A few health benefits of kokum
- Kokum is one of the best natural coolants for the body.
- Kokum is excellent in reducing the pitta dosha as per ayurveda.
- Kokum juice and kokum curry helps in digestion and improves the appetite.
- Kokum is rich in vitamin c and is an anti oxidant.
- Kokum is also used to treat heat rash. On a side note I remember my mom rubbing the kokum on the heat rash which we would get as kids.
- ▢1 cup kokum fruits, chopped or dry kokums
- ▢2 cups water
- ▢2 cups sugar
- ▢5-6 cardamoms, powdered or crushed
- ▢1 teaspoon roasted cumin powder
- ▢1-2 pinch of black salt or salt (optional)
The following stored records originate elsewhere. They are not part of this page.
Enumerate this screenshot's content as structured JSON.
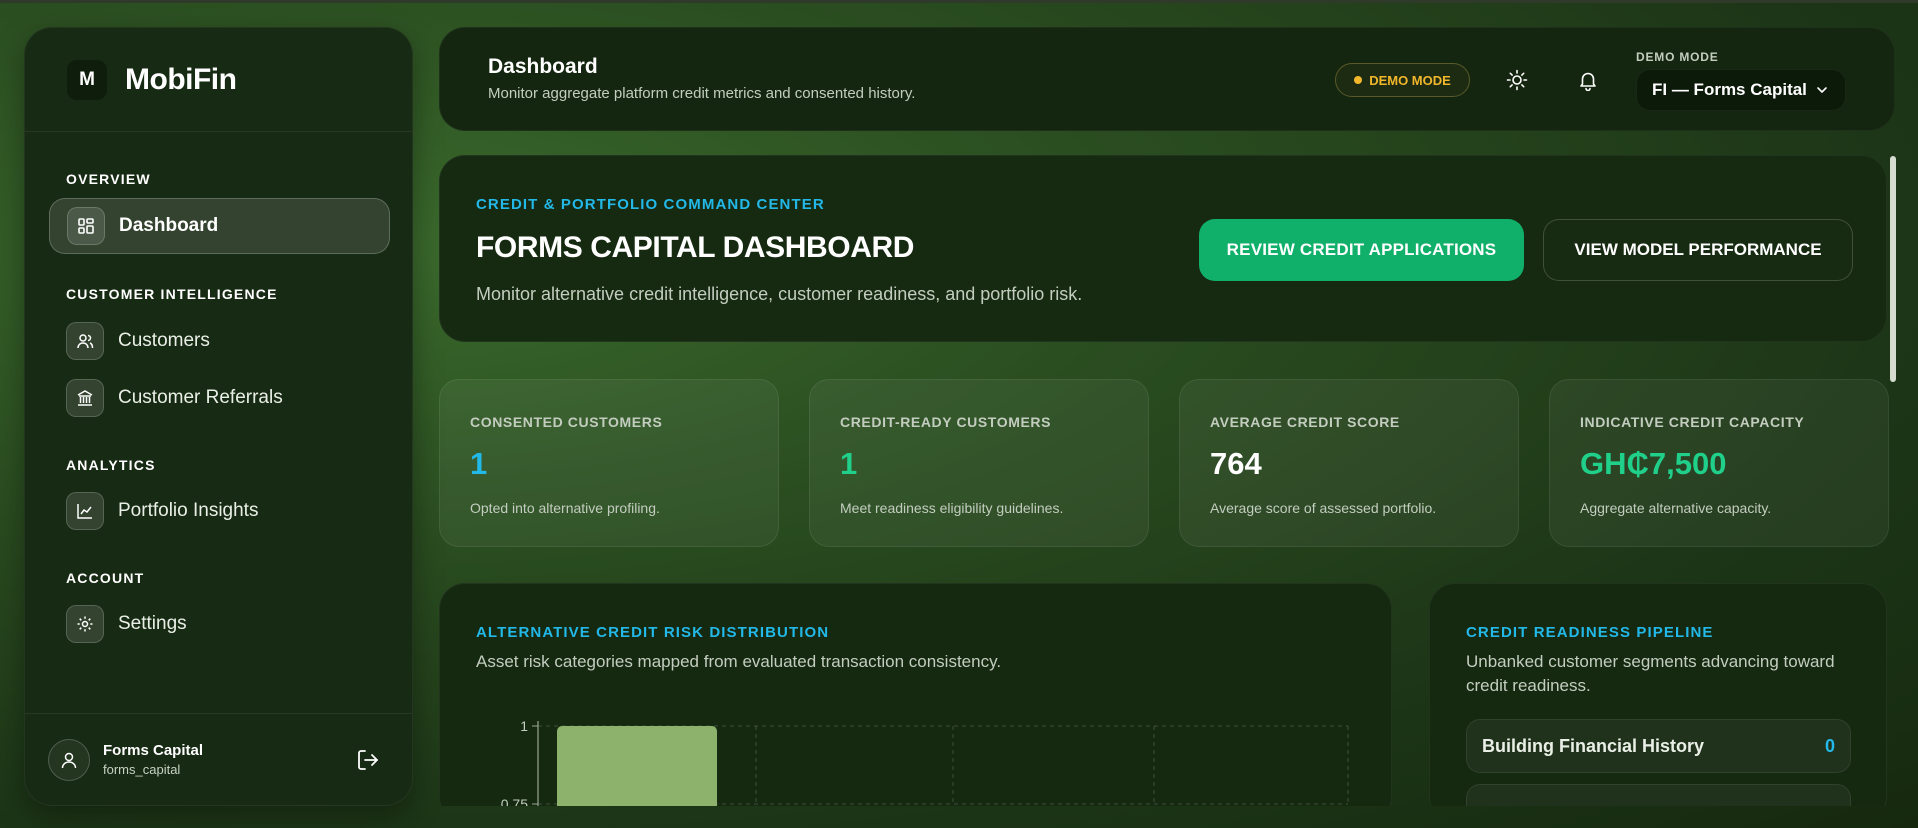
{
  "brand": {
    "logo_letter": "M",
    "name": "MobiFin"
  },
  "sidebar": {
    "sections": [
      {
        "title": "OVERVIEW",
        "items": [
          {
            "label": "Dashboard",
            "icon": "dashboard-grid-icon",
            "active": true
          }
        ]
      },
      {
        "title": "CUSTOMER INTELLIGENCE",
        "items": [
          {
            "label": "Customers",
            "icon": "users-icon"
          },
          {
            "label": "Customer Referrals",
            "icon": "bank-icon"
          }
        ]
      },
      {
        "title": "ANALYTICS",
        "items": [
          {
            "label": "Portfolio Insights",
            "icon": "line-chart-icon"
          }
        ]
      },
      {
        "title": "ACCOUNT",
        "items": [
          {
            "label": "Settings",
            "icon": "gear-icon"
          }
        ]
      }
    ],
    "user": {
      "name": "Forms Capital",
      "handle": "forms_capital"
    }
  },
  "header": {
    "title": "Dashboard",
    "subtitle": "Monitor aggregate platform credit metrics and consented history.",
    "demo_badge": "DEMO MODE",
    "mode_label": "DEMO MODE",
    "mode_value": "FI — Forms Capital"
  },
  "hero": {
    "eyebrow": "CREDIT & PORTFOLIO COMMAND CENTER",
    "title": "FORMS CAPITAL DASHBOARD",
    "subtitle": "Monitor alternative credit intelligence, customer readiness, and portfolio risk.",
    "primary_button": "REVIEW CREDIT APPLICATIONS",
    "secondary_button": "VIEW MODEL PERFORMANCE"
  },
  "stats": [
    {
      "label": "CONSENTED CUSTOMERS",
      "value": "1",
      "desc": "Opted into alternative profiling.",
      "color": "#22b8e8"
    },
    {
      "label": "CREDIT-READY CUSTOMERS",
      "value": "1",
      "desc": "Meet readiness eligibility guidelines.",
      "color": "#1fcf8a"
    },
    {
      "label": "AVERAGE CREDIT SCORE",
      "value": "764",
      "desc": "Average score of assessed portfolio.",
      "color": "#ffffff"
    },
    {
      "label": "INDICATIVE CREDIT CAPACITY",
      "value": "GH₵7,500",
      "desc": "Aggregate alternative capacity.",
      "color": "#1fcf8a"
    }
  ],
  "risk_panel": {
    "eyebrow": "ALTERNATIVE CREDIT RISK DISTRIBUTION",
    "subtitle": "Asset risk categories mapped from evaluated transaction consistency."
  },
  "pipeline_panel": {
    "eyebrow": "CREDIT READINESS PIPELINE",
    "subtitle_line1": "Unbanked customer segments advancing toward",
    "subtitle_line2": "credit readiness.",
    "rows": [
      {
        "label": "Building Financial History",
        "count": "0"
      }
    ]
  },
  "chart_data": {
    "type": "bar",
    "tick_labels": [
      "1",
      "0.75"
    ],
    "ylim": [
      0,
      1
    ],
    "values": [
      1
    ],
    "bar_color": "#8cb26c",
    "grid": true
  }
}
- Rinse the kokum fruits in water. (see notes below on making the sherbet from dry kokum)
- Chop the kokum fruits and remove the seeds.
- Keep the pulp and the outer cover.
- Grind the fruit and pulp with little water.
- Strain the whole kokum mixture.
- Boil the sugar and water until the syrup becomes a little thick.
- Cool the sugar syrup and then add the strained kokum mixture to it.
- Add the roasted cumin powder and powdered cardamom.
- Mix well. Store kokum juice in a jar or bottle and refrigerate.
- When serving, dissolve 1 or 2 tbsp of the kokum juice in one glass of water.